18th December 2012 London, UK

Consular Christmas blogs: A Canadian Christmas

Canada is a wonderful place for the holiday season, with many exciting diversions and snow going hand in hand.

Many tourists travel to the west coast, home of the 2010 Winter Olympics,  to enjoy world class skiing. Others savour the festival of lights at Niagara Falls, or go skating on the world’s largest outdoor ice rink on the Ottawa Canal.

Canada in the snow
Canada in the snow

However, all these delights do mean serious work for our consular officers in Vancouver, Toronto and Ottawa. All three cities boast major tourist attractions and play host to an increased number of tourists at this time of year, so the Christmas season brings its share of lost passports, hospitalisations and other consular cases.

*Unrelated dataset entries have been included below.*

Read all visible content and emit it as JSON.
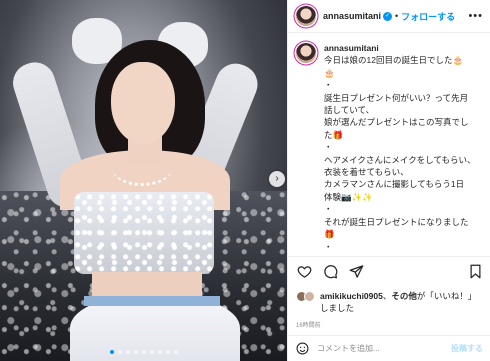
{
  "post": {
    "username": "annasumitani",
    "separator": "•",
    "follow_label": "フォローする",
    "more_label": "•••",
    "caption_lines": [
      "今日は娘の12回目の誕生日でした🎂",
      "🎂",
      "・",
      "誕生日プレゼント何がいい？って先月",
      "話していて、",
      "娘が選んだプレゼントはこの写真でし",
      "た🎁",
      "・",
      "ヘアメイクさんにメイクをしてもらい、",
      "衣装を着せてもらい、",
      "カメラマンさんに撮影してもらう1日",
      "体験📷✨✨",
      "・",
      "それが誕生日プレゼントになりました",
      "🎁",
      "・",
      "・"
    ]
  },
  "likes": {
    "liker": "amikikuchi0905",
    "text_mid": "、",
    "others": "その他",
    "text_tail": "が「いいね！」",
    "text_end": "しました"
  },
  "time_label": "16時間前",
  "comment": {
    "placeholder": "コメントを追加...",
    "post_label": "投稿する"
  },
  "carousel": {
    "dots": 9,
    "active_index": 0
  },
  "colors": {
    "accent": "#0095f6",
    "verified": "#0095f6"
  },
  "icons": [
    "verified-icon",
    "heart-icon",
    "comment-icon",
    "share-icon",
    "bookmark-icon",
    "emoji-icon",
    "chevron-right-icon"
  ]
}
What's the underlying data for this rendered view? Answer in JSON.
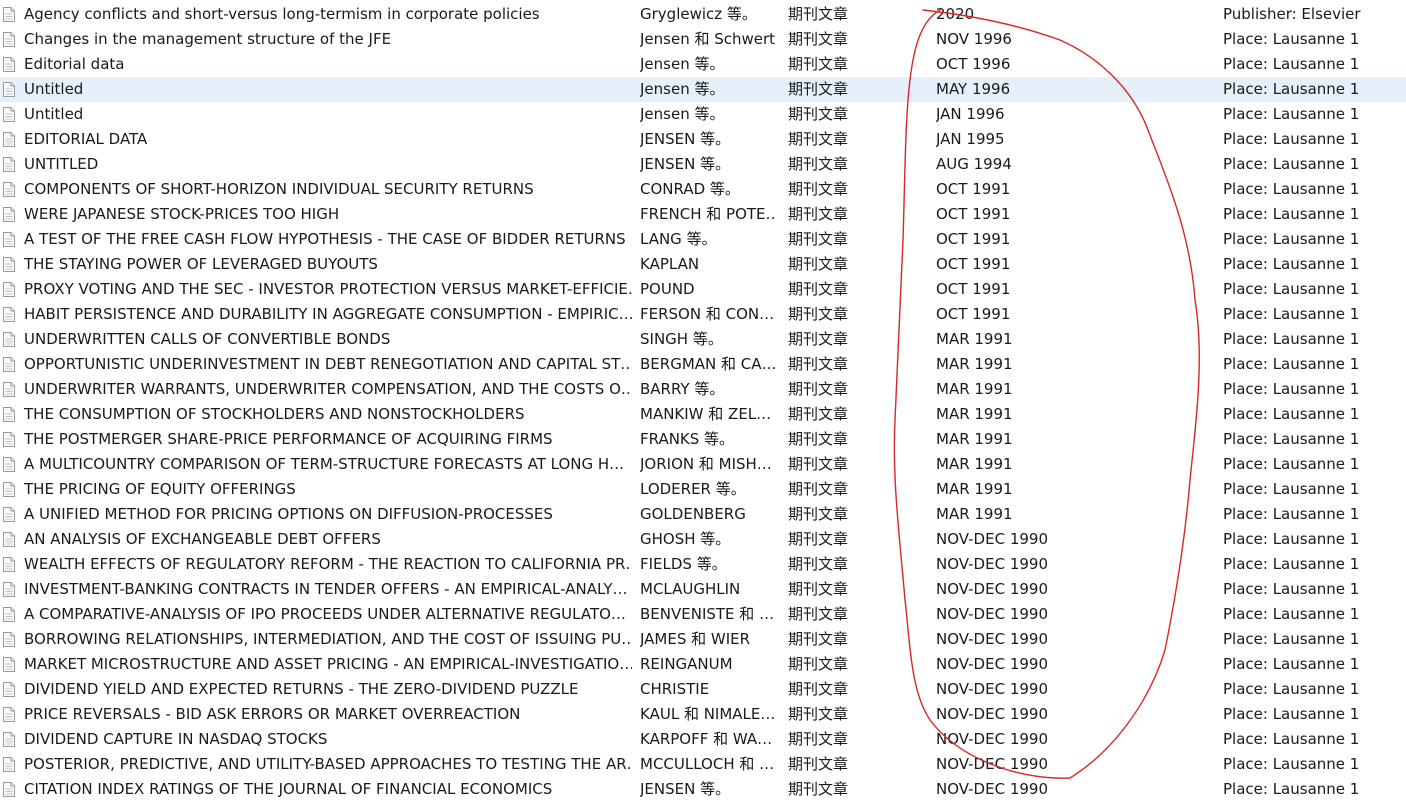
{
  "rows": [
    {
      "title": "Agency conflicts and short-versus long-termism in corporate policies",
      "author": "Gryglewicz 等。",
      "type": "期刊文章",
      "date": "2020",
      "extra": "Publisher: Elsevier"
    },
    {
      "title": "Changes in the management structure of the JFE",
      "author": "Jensen 和 Schwert",
      "type": "期刊文章",
      "date": "NOV 1996",
      "extra": "Place: Lausanne 1"
    },
    {
      "title": "Editorial data",
      "author": "Jensen 等。",
      "type": "期刊文章",
      "date": "OCT 1996",
      "extra": "Place: Lausanne 1"
    },
    {
      "title": "Untitled",
      "author": "Jensen 等。",
      "type": "期刊文章",
      "date": "MAY 1996",
      "extra": "Place: Lausanne 1"
    },
    {
      "title": "Untitled",
      "author": "Jensen 等。",
      "type": "期刊文章",
      "date": "JAN 1996",
      "extra": "Place: Lausanne 1"
    },
    {
      "title": "EDITORIAL DATA",
      "author": "JENSEN 等。",
      "type": "期刊文章",
      "date": "JAN 1995",
      "extra": "Place: Lausanne 1"
    },
    {
      "title": "UNTITLED",
      "author": "JENSEN 等。",
      "type": "期刊文章",
      "date": "AUG 1994",
      "extra": "Place: Lausanne 1"
    },
    {
      "title": "COMPONENTS OF SHORT-HORIZON INDIVIDUAL SECURITY RETURNS",
      "author": "CONRAD 等。",
      "type": "期刊文章",
      "date": "OCT 1991",
      "extra": "Place: Lausanne 1"
    },
    {
      "title": "WERE JAPANESE STOCK-PRICES TOO HIGH",
      "author": "FRENCH 和 POTE…",
      "type": "期刊文章",
      "date": "OCT 1991",
      "extra": "Place: Lausanne 1"
    },
    {
      "title": "A TEST OF THE FREE CASH FLOW HYPOTHESIS - THE CASE OF BIDDER RETURNS",
      "author": "LANG 等。",
      "type": "期刊文章",
      "date": "OCT 1991",
      "extra": "Place: Lausanne 1"
    },
    {
      "title": "THE STAYING POWER OF LEVERAGED BUYOUTS",
      "author": "KAPLAN",
      "type": "期刊文章",
      "date": "OCT 1991",
      "extra": "Place: Lausanne 1"
    },
    {
      "title": "PROXY VOTING AND THE SEC - INVESTOR PROTECTION VERSUS MARKET-EFFICIE…",
      "author": "POUND",
      "type": "期刊文章",
      "date": "OCT 1991",
      "extra": "Place: Lausanne 1"
    },
    {
      "title": "HABIT PERSISTENCE AND DURABILITY IN AGGREGATE CONSUMPTION - EMPIRIC…",
      "author": "FERSON 和 CON…",
      "type": "期刊文章",
      "date": "OCT 1991",
      "extra": "Place: Lausanne 1"
    },
    {
      "title": "UNDERWRITTEN CALLS OF CONVERTIBLE BONDS",
      "author": "SINGH 等。",
      "type": "期刊文章",
      "date": "MAR 1991",
      "extra": "Place: Lausanne 1"
    },
    {
      "title": "OPPORTUNISTIC UNDERINVESTMENT IN DEBT RENEGOTIATION AND CAPITAL ST…",
      "author": "BERGMAN 和 CA…",
      "type": "期刊文章",
      "date": "MAR 1991",
      "extra": "Place: Lausanne 1"
    },
    {
      "title": "UNDERWRITER WARRANTS, UNDERWRITER COMPENSATION, AND THE COSTS O…",
      "author": "BARRY 等。",
      "type": "期刊文章",
      "date": "MAR 1991",
      "extra": "Place: Lausanne 1"
    },
    {
      "title": "THE CONSUMPTION OF STOCKHOLDERS AND NONSTOCKHOLDERS",
      "author": "MANKIW 和 ZEL…",
      "type": "期刊文章",
      "date": "MAR 1991",
      "extra": "Place: Lausanne 1"
    },
    {
      "title": "THE POSTMERGER SHARE-PRICE PERFORMANCE OF ACQUIRING FIRMS",
      "author": "FRANKS 等。",
      "type": "期刊文章",
      "date": "MAR 1991",
      "extra": "Place: Lausanne 1"
    },
    {
      "title": "A MULTICOUNTRY COMPARISON OF TERM-STRUCTURE FORECASTS AT LONG H…",
      "author": "JORION 和 MISH…",
      "type": "期刊文章",
      "date": "MAR 1991",
      "extra": "Place: Lausanne 1"
    },
    {
      "title": "THE PRICING OF EQUITY OFFERINGS",
      "author": "LODERER 等。",
      "type": "期刊文章",
      "date": "MAR 1991",
      "extra": "Place: Lausanne 1"
    },
    {
      "title": "A UNIFIED METHOD FOR PRICING OPTIONS ON DIFFUSION-PROCESSES",
      "author": "GOLDENBERG",
      "type": "期刊文章",
      "date": "MAR 1991",
      "extra": "Place: Lausanne 1"
    },
    {
      "title": "AN ANALYSIS OF EXCHANGEABLE DEBT OFFERS",
      "author": "GHOSH 等。",
      "type": "期刊文章",
      "date": "NOV-DEC 1990",
      "extra": "Place: Lausanne 1"
    },
    {
      "title": "WEALTH EFFECTS OF REGULATORY REFORM - THE REACTION TO CALIFORNIA PR…",
      "author": "FIELDS 等。",
      "type": "期刊文章",
      "date": "NOV-DEC 1990",
      "extra": "Place: Lausanne 1"
    },
    {
      "title": "INVESTMENT-BANKING CONTRACTS IN TENDER OFFERS - AN EMPIRICAL-ANALY…",
      "author": "MCLAUGHLIN",
      "type": "期刊文章",
      "date": "NOV-DEC 1990",
      "extra": "Place: Lausanne 1"
    },
    {
      "title": "A COMPARATIVE-ANALYSIS OF IPO PROCEEDS UNDER ALTERNATIVE REGULATO…",
      "author": "BENVENISTE 和 …",
      "type": "期刊文章",
      "date": "NOV-DEC 1990",
      "extra": "Place: Lausanne 1"
    },
    {
      "title": "BORROWING RELATIONSHIPS, INTERMEDIATION, AND THE COST OF ISSUING PU…",
      "author": "JAMES 和 WIER",
      "type": "期刊文章",
      "date": "NOV-DEC 1990",
      "extra": "Place: Lausanne 1"
    },
    {
      "title": "MARKET MICROSTRUCTURE AND ASSET PRICING - AN EMPIRICAL-INVESTIGATIO…",
      "author": "REINGANUM",
      "type": "期刊文章",
      "date": "NOV-DEC 1990",
      "extra": "Place: Lausanne 1"
    },
    {
      "title": "DIVIDEND YIELD AND EXPECTED RETURNS - THE ZERO-DIVIDEND PUZZLE",
      "author": "CHRISTIE",
      "type": "期刊文章",
      "date": "NOV-DEC 1990",
      "extra": "Place: Lausanne 1"
    },
    {
      "title": "PRICE REVERSALS - BID ASK ERRORS OR MARKET OVERREACTION",
      "author": "KAUL 和 NIMALE…",
      "type": "期刊文章",
      "date": "NOV-DEC 1990",
      "extra": "Place: Lausanne 1"
    },
    {
      "title": "DIVIDEND CAPTURE IN NASDAQ STOCKS",
      "author": "KARPOFF 和 WA…",
      "type": "期刊文章",
      "date": "NOV-DEC 1990",
      "extra": "Place: Lausanne 1"
    },
    {
      "title": "POSTERIOR, PREDICTIVE, AND UTILITY-BASED APPROACHES TO TESTING THE AR…",
      "author": "MCCULLOCH 和 …",
      "type": "期刊文章",
      "date": "NOV-DEC 1990",
      "extra": "Place: Lausanne 1"
    },
    {
      "title": "CITATION INDEX RATINGS OF THE JOURNAL OF FINANCIAL ECONOMICS",
      "author": "JENSEN 等。",
      "type": "期刊文章",
      "date": "NOV-DEC 1990",
      "extra": "Place: Lausanne 1"
    }
  ],
  "selected_row": 3,
  "icon_name": "document-icon",
  "colors": {
    "selection": "#e6f0fa",
    "annotation": "#d62828",
    "text": "#1a1a1a"
  }
}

Each year a small minority of Brits end up in a range of unfortunate and stressful situations such as the loss or theft of their passports or wallets, or falling victim to unfortunate accidents. This can leave them without access to funds to pay for food, accommodation or return airfares.

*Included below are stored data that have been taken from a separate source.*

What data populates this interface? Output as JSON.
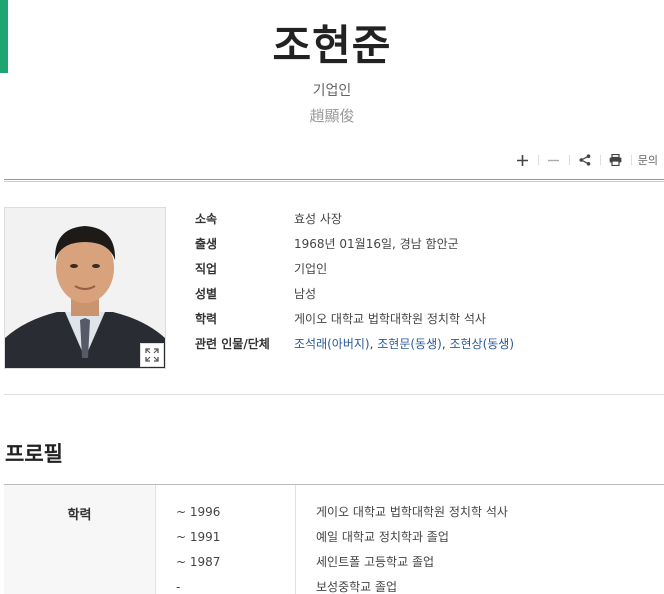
{
  "header": {
    "name": "조현준",
    "occupation": "기업인",
    "hanja": "趙顯俊"
  },
  "toolbar": {
    "items": [
      {
        "name": "plus-icon"
      },
      {
        "name": "minus-icon"
      },
      {
        "name": "share-icon"
      },
      {
        "name": "print-icon"
      }
    ],
    "inquiry_label": "문의"
  },
  "info": {
    "rows": [
      {
        "label": "소속",
        "value": "효성 사장"
      },
      {
        "label": "출생",
        "value": "1968년 01월16일, 경남 함안군"
      },
      {
        "label": "직업",
        "value": "기업인"
      },
      {
        "label": "성별",
        "value": "남성"
      },
      {
        "label": "학력",
        "value": "게이오 대학교 법학대학원 정치학 석사"
      }
    ],
    "related_label": "관련 인물/단체",
    "related": [
      {
        "text": "조석래(아버지)",
        "sep": ", "
      },
      {
        "text": "조현문(동생)",
        "sep": ", "
      },
      {
        "text": "조현상(동생)",
        "sep": ""
      }
    ]
  },
  "profile": {
    "section_title": "프로필",
    "education_label": "학력",
    "education": [
      {
        "year": "~ 1996",
        "desc": "게이오 대학교 법학대학원 정치학 석사"
      },
      {
        "year": "~ 1991",
        "desc": "예일 대학교 정치학과 졸업"
      },
      {
        "year": "~ 1987",
        "desc": "세인트폴 고등학교 졸업"
      },
      {
        "year": "-",
        "desc": "보성중학교 졸업"
      }
    ]
  },
  "colors": {
    "accent": "#1fa670",
    "link": "#2c5a9a"
  }
}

Sometimes, British tourists are hospitalized due to illness, injuries or mishaps. Alcohol can affect you more quickly at higher altitudes, so be careful and know your limits. Brits that do require consular assistance due to medical emergencies are mostly those who innocently assume that they will be entitled to free medical care in Canada, or that the NHS will pay for their treatment. They often didn’t take out medical insurance before going on holiday, or sometimes invalidated it by not declaring pre-existing medical conditions.

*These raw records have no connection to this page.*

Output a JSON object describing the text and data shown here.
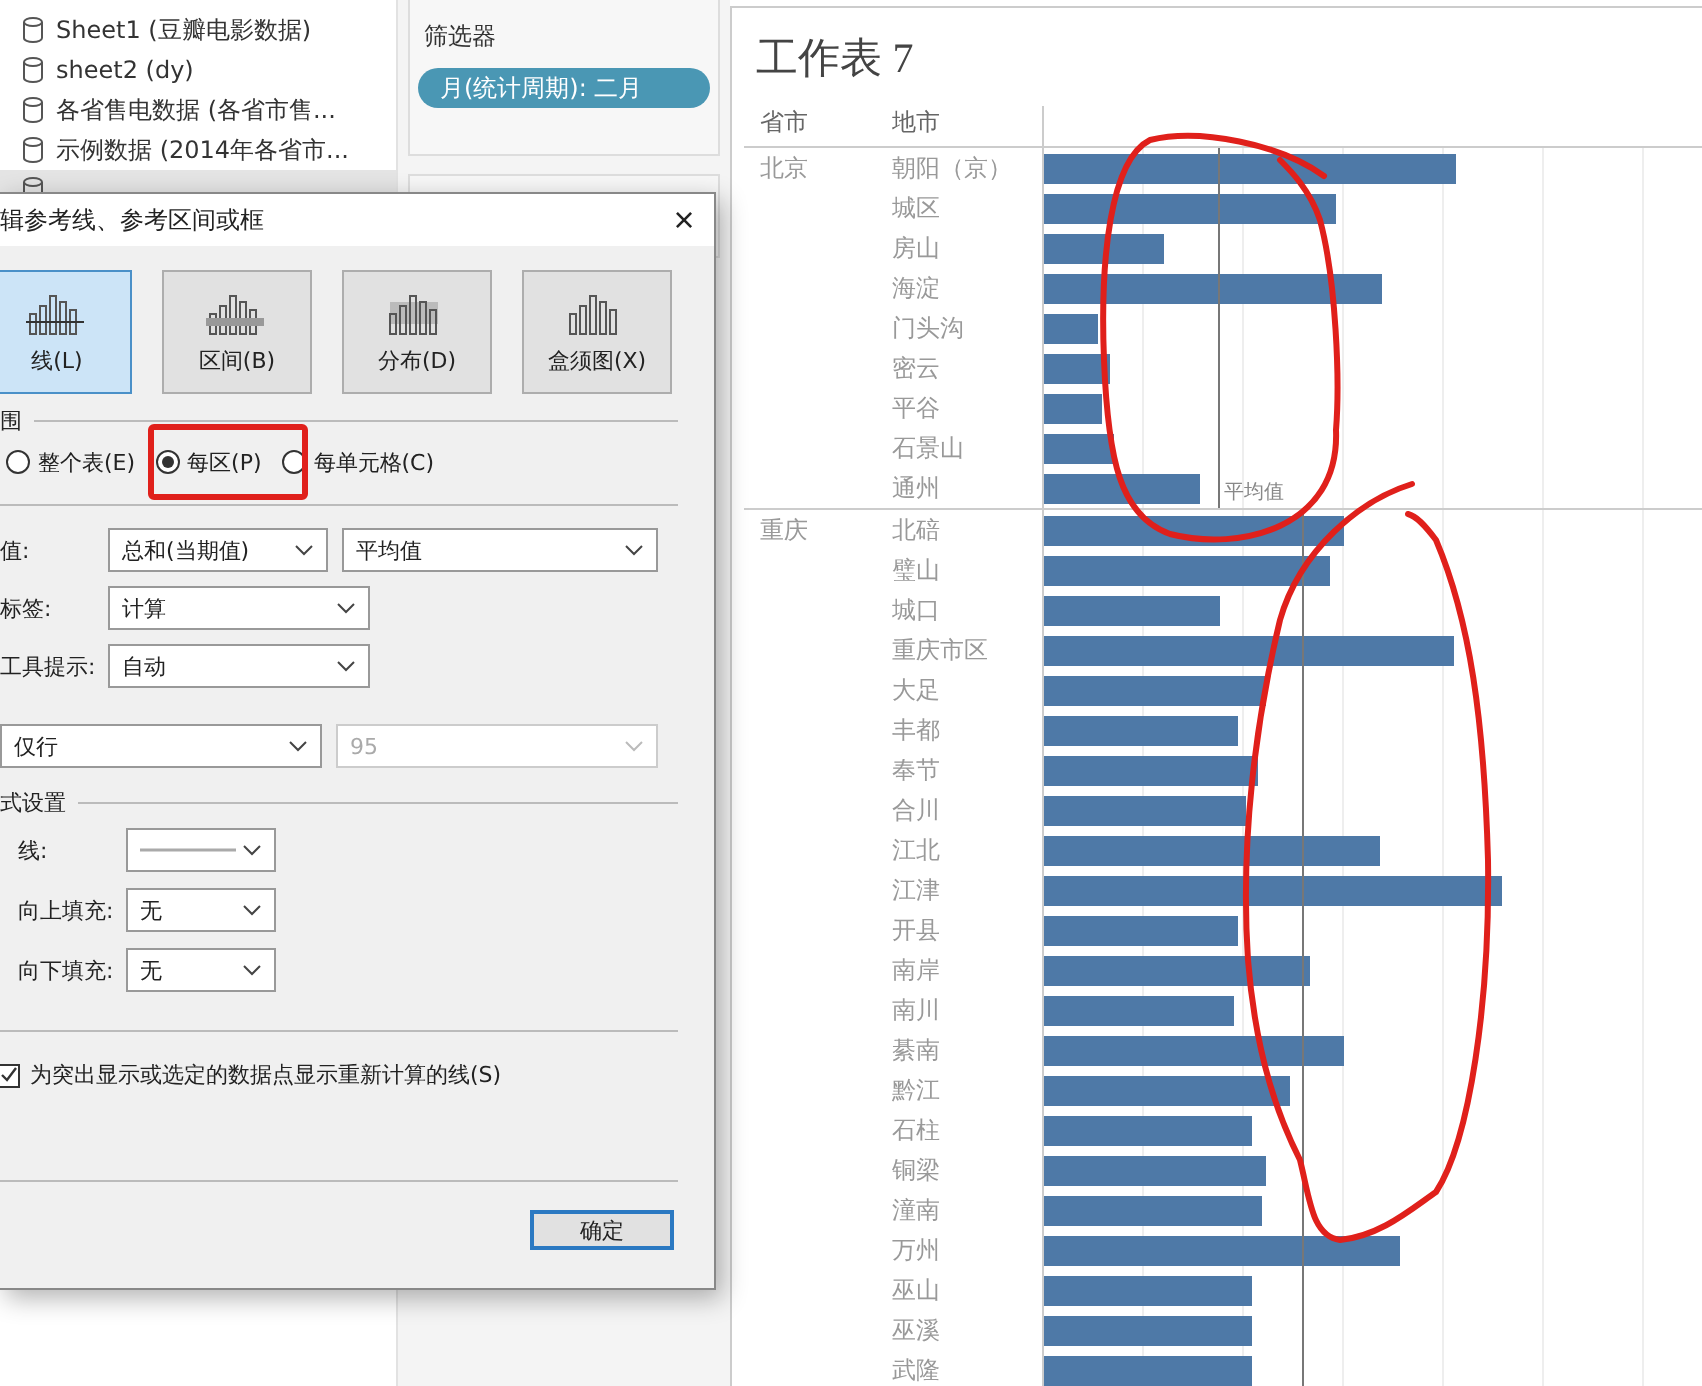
{
  "sidebar": {
    "items": [
      {
        "label": "Sheet1 (豆瓣电影数据)",
        "selected": false
      },
      {
        "label": "sheet2 (dy)",
        "selected": false
      },
      {
        "label": "各省售电数据 (各省市售...",
        "selected": false
      },
      {
        "label": "示例数据 (2014年各省市...",
        "selected": false
      },
      {
        "selected": true
      }
    ]
  },
  "filters": {
    "title": "筛选器",
    "pills": [
      "月(统计周期): 二月"
    ]
  },
  "worksheet": {
    "title": "工作表 7",
    "columns": [
      "省市",
      "地市"
    ],
    "groups": [
      {
        "name": "北京",
        "cities": [
          "朝阳（京）",
          "城区",
          "房山",
          "海淀",
          "门头沟",
          "密云",
          "平谷",
          "石景山",
          "通州"
        ],
        "reference_label": "平均值"
      },
      {
        "name": "重庆",
        "cities": [
          "北碚",
          "璧山",
          "城口",
          "重庆市区",
          "大足",
          "丰都",
          "奉节",
          "合川",
          "江北",
          "江津",
          "开县",
          "南岸",
          "南川",
          "綦南",
          "黔江",
          "石柱",
          "铜梁",
          "潼南",
          "万州",
          "巫山",
          "巫溪",
          "武隆"
        ]
      }
    ]
  },
  "dialog": {
    "title": "辑参考线、参考区间或框",
    "close": "×",
    "types": [
      {
        "label": "线(L)",
        "selected": true
      },
      {
        "label": "区间(B)",
        "selected": false
      },
      {
        "label": "分布(D)",
        "selected": false
      },
      {
        "label": "盒须图(X)",
        "selected": false
      }
    ],
    "scope": {
      "title": "围",
      "options": [
        {
          "label": "整个表(E)",
          "selected": false
        },
        {
          "label": "每区(P)",
          "selected": true
        },
        {
          "label": "每单元格(C)",
          "selected": false
        }
      ]
    },
    "value": {
      "label": "值:",
      "aggregation": "总和(当期值)",
      "function": "平均值"
    },
    "label": {
      "label": "标签:",
      "value": "计算"
    },
    "tooltip": {
      "label": "工具提示:",
      "value": "自动"
    },
    "confidence": {
      "value": "仅行",
      "level": "95",
      "level_disabled": true
    },
    "format": {
      "title": "式设置",
      "line_label": "线:",
      "fills": [
        {
          "label": "向上填充:",
          "value": "无"
        },
        {
          "label": "向下填充:",
          "value": "无"
        }
      ]
    },
    "recalc": {
      "label": "为突出显示或选定的数据点显示重新计算的线(S)",
      "checked": true
    },
    "ok_button": "确定"
  }
}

While visitors to Canada can receive medical treatment from Canadian health facilities, they are charged full service fees, which are very expensive. Depending on the nature of the illness, fees can amount to thousands of dollars, which must be paid by the patient or their insurer.

Of course the majority of visitors have a trouble free trip and don’t require assistance from our consular officers. They enjoy their skiing holidays and time in the snow-covered landscape of Canada, but temperatures of minus 30 can come as a real shock even to people used to a British winter!

So follow the example of the locals and wrap up warm with proper winter wear, and make sure if you are going skiing you take all the proper precautions and have the right gear.

Have a great Christmas and enjoy the snow!